Koordinator Divisi Investigasi DPD LSM GMBI Distrik Takalar, Muh. Rizal, menegaskan bahwa kematian kedua balita tersebut tidak dapat dianggap sebagai musibah biasa. Menurutnya, insiden itu merupakan akibat langsung dari lemahnya pengawasan dan pengamanan di area proyek yang memiliki nilai kontrak mencapai Rp229,4 miliar.
“Kami sangat berduka atas meninggalnya dua anak tersebut. Namun di sisi lain, kami juga mempertanyakan bagaimana proyek sebesar ini bisa berjalan tanpa sistem pengamanan yang memadai. Ini bukan sekadar kecelakaan, tetapi diduga kuat akibat kelalaian yang harus dipertanggungjawabkan secara hukum,” tegas Rizal kepada wartawan, Kamis (4/6/2026).
Berdasarkan hasil investigasi lapangan dan keterangan warga sekitar, area proyek disebut tidak memiliki pagar pengaman yang tertutup rapat. Selain itu, sejumlah titik akses dinilai terbuka sehingga anak-anak dengan mudah masuk ke lokasi pembangunan. Warga juga menyebut sistem pengawasan, termasuk CCTV di lokasi, tidak berfungsi secara optimal.
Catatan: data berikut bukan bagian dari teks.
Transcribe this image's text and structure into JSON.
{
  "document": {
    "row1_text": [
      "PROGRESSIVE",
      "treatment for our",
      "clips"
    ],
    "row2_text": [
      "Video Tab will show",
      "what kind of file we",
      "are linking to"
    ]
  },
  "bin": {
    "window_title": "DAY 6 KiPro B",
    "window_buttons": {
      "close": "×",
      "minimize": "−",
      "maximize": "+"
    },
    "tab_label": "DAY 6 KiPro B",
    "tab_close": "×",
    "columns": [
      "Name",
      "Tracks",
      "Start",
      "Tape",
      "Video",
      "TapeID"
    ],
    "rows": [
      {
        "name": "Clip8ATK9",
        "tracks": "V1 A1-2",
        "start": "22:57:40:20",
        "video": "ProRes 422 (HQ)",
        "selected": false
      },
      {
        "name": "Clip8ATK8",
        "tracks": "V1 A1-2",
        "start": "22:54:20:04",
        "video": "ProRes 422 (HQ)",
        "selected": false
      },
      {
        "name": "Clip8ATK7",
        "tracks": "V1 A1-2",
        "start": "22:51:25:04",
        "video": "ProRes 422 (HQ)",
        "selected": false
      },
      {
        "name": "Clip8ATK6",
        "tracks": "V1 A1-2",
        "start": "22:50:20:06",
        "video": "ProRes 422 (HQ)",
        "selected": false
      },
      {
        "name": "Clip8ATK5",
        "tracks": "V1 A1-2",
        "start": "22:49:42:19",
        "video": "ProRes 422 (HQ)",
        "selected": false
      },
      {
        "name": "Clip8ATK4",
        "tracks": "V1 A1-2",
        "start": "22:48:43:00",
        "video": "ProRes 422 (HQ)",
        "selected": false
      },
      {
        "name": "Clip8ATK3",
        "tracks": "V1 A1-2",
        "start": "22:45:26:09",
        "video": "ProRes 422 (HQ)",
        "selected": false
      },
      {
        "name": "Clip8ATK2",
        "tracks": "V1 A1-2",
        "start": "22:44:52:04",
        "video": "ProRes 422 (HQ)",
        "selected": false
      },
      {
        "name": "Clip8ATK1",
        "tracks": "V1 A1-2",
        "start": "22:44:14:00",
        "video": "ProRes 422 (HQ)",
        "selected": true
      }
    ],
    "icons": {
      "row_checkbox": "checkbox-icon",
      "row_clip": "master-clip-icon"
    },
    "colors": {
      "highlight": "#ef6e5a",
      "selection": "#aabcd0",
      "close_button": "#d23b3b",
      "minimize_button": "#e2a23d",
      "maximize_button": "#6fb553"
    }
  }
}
Lubang galian septic tank yang menjadi lokasi tenggelamnya korban diketahui memiliki kedalaman sekitar dua meter dan dipenuhi air hujan. Namun, tidak terdapat penutup, tanda peringatan bahaya, maupun pembatas pengaman yang memadai untuk mencegah warga, terutama anak-anak, mendekati area berisiko tersebut.
Menurut warga, kondisi tersebut sudah berlangsung cukup lama meski lokasi proyek berada di tengah kawasan permukiman yang padat penduduk dan sering menjadi area bermain anak-anak.
GMBI menilai pernyataan pihak kontraktor yang mengklaim telah menerapkan pengamanan ketat bertolak belakang dengan kondisi nyata di lapangan.
“Klaim pengamanan ketat itu perlu diuji. Fakta yang kami temukan berbeda. Banyak akses yang terbuka dan pengawasan tidak maksimal. Karena itu kami meminta penyidik memeriksa secara menyeluruh mulai dari manajemen proyek, pengawas lapangan hingga petugas keamanan,” ujar Rizal.
Selain mendesak pemeriksaan terhadap PT Nindya Karya, GMBI juga meminta aparat penegak hukum menelusuri dokumen keselamatan dan kesehatan kerja (K3), izin lingkungan, serta seluruh kewajiban perlindungan masyarakat yang melekat pada proyek tersebut.
Menurut GMBI, jika ditemukan adanya unsur kelalaian atau pelanggaran hukum, pihak yang bertanggung jawab harus diproses sesuai ketentuan perundang-undangan yang berlaku, termasuk regulasi terkait keselamatan kerja dan perlindungan masyarakat di sekitar proyek.
Kasus ini juga menjadi sorotan serius terkait pengawasan proyek-proyek strategis yang menggunakan anggaran negara. GMBI menegaskan akan terus mengawal proses hukum dan memberikan pendampingan kepada keluarga korban hingga kasus tersebut memperoleh kejelasan hukum.
“Nyawa manusia tidak boleh dikalahkan oleh target proyek atau kepentingan pekerjaan. Kami akan mengawal kasus ini sampai tuntas agar tragedi serupa tidak kembali terjadi,” pungkas Rizal.
Sementara itu, Polres Takalar masih melakukan penyelidikan dengan memeriksa sejumlah saksi dan mengumpulkan alat bukti. Hingga berita ini diterbitkan, pihak kepolisian belum menetapkan tersangka dalam kasus tersebut. (Red/RS)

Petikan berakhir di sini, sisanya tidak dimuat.